Oil recovers in Asia, glut worries persist
After days of a turbulent price ride, oil rose in Asia on Thursday, giving a much-needed breather to the battered crude market, but traders remain on edge as the supply glut and weak demand that has sent prices to more than 12-year lows shows no sign of letting up. However, some analysts are saying the price is unlikely to fall below US$ 20.
By : migrator
Update: 2016-01-21 22:41 GMT
Singapore
The battered commodity has taken a hammering so far in 2016, with both main contracts already down about 25 percent.

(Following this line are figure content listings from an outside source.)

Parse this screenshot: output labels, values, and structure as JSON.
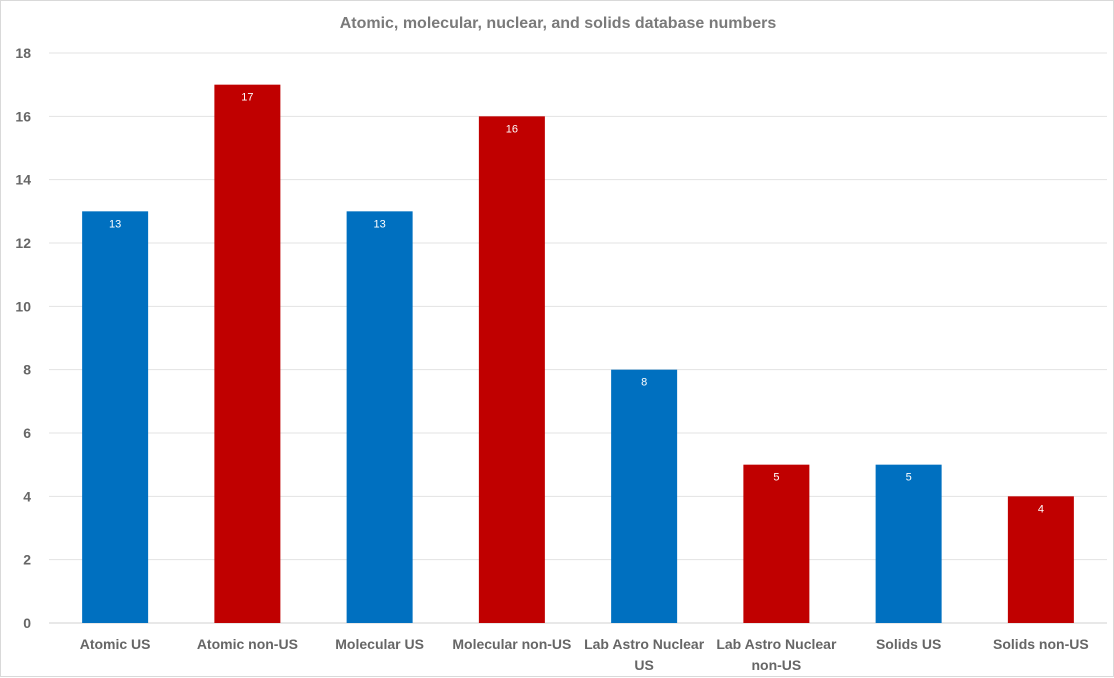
{
  "chart_data": {
    "type": "bar",
    "title": "Atomic, molecular, nuclear, and solids database numbers",
    "categories": [
      [
        "Atomic US"
      ],
      [
        "Atomic non-US"
      ],
      [
        "Molecular US"
      ],
      [
        "Molecular non-US"
      ],
      [
        "Lab Astro Nuclear",
        "US"
      ],
      [
        "Lab Astro Nuclear",
        "non-US"
      ],
      [
        "Solids US"
      ],
      [
        "Solids non-US"
      ]
    ],
    "values": [
      13,
      17,
      13,
      16,
      8,
      5,
      5,
      4
    ],
    "data_labels": [
      "13",
      "17",
      "13",
      "16",
      "8",
      "5",
      "5",
      "4"
    ],
    "bar_colors": [
      "#0070c0",
      "#c00000",
      "#0070c0",
      "#c00000",
      "#0070c0",
      "#c00000",
      "#0070c0",
      "#c00000"
    ],
    "yticks": [
      "0",
      "2",
      "4",
      "6",
      "8",
      "10",
      "12",
      "14",
      "16",
      "18"
    ],
    "ylim": [
      0,
      18
    ],
    "ystep": 2,
    "grid": true,
    "legend": "none",
    "xlabel": "",
    "ylabel": ""
  }
}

On Wednesday, US benchmark West Texas Intermediate fell below USD 27 a barrel for the first time since May 2003, days after Brent touched below USD 28.
The price of oil has crashed about 75 percent since mid 2014, hit by an oversupply, overproduction, weak demand and a slowdown in the global economy, especially China.

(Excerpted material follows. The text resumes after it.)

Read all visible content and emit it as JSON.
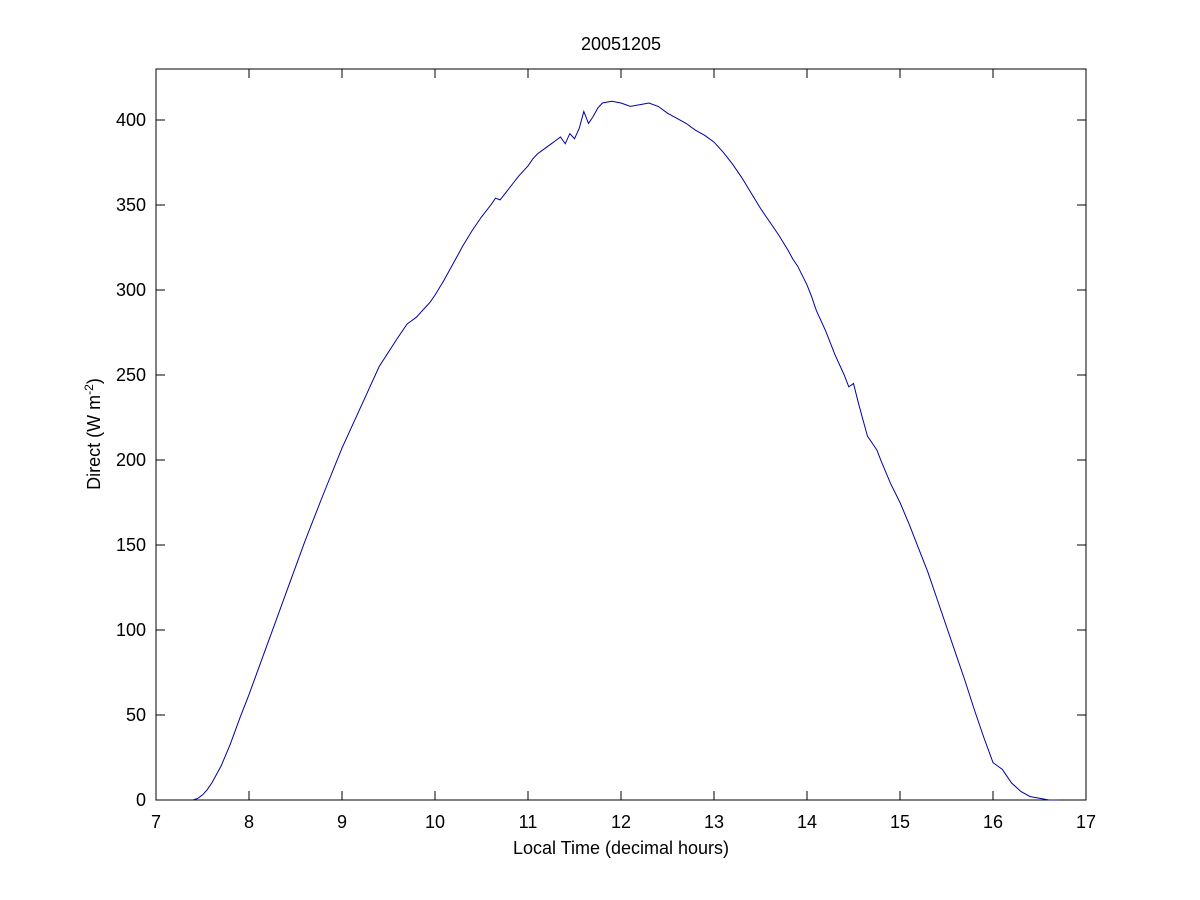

“With oil already hitting such a low, fundamentals are the key issue right now,” said Phillip Futures analyst Daniel Ang, referring to supplies continuing to outrun demand. “I would think the bearishness will continue into the first half of the year, but in terms of hitting a bottom, we are more or less there,” Ang said.
“I’m really sceptical of prices hitting below USD 20,” he said, adding that “USD 24USD 25 will likely prove a very strong support that shouldn’t break.”
The Paris-based International Energy Agency (IEA) warned this week that the oil market could “drown in oversupply”, with the return of Iranian crude after the lifting of western sanctions offsetting any output cuts from other countries.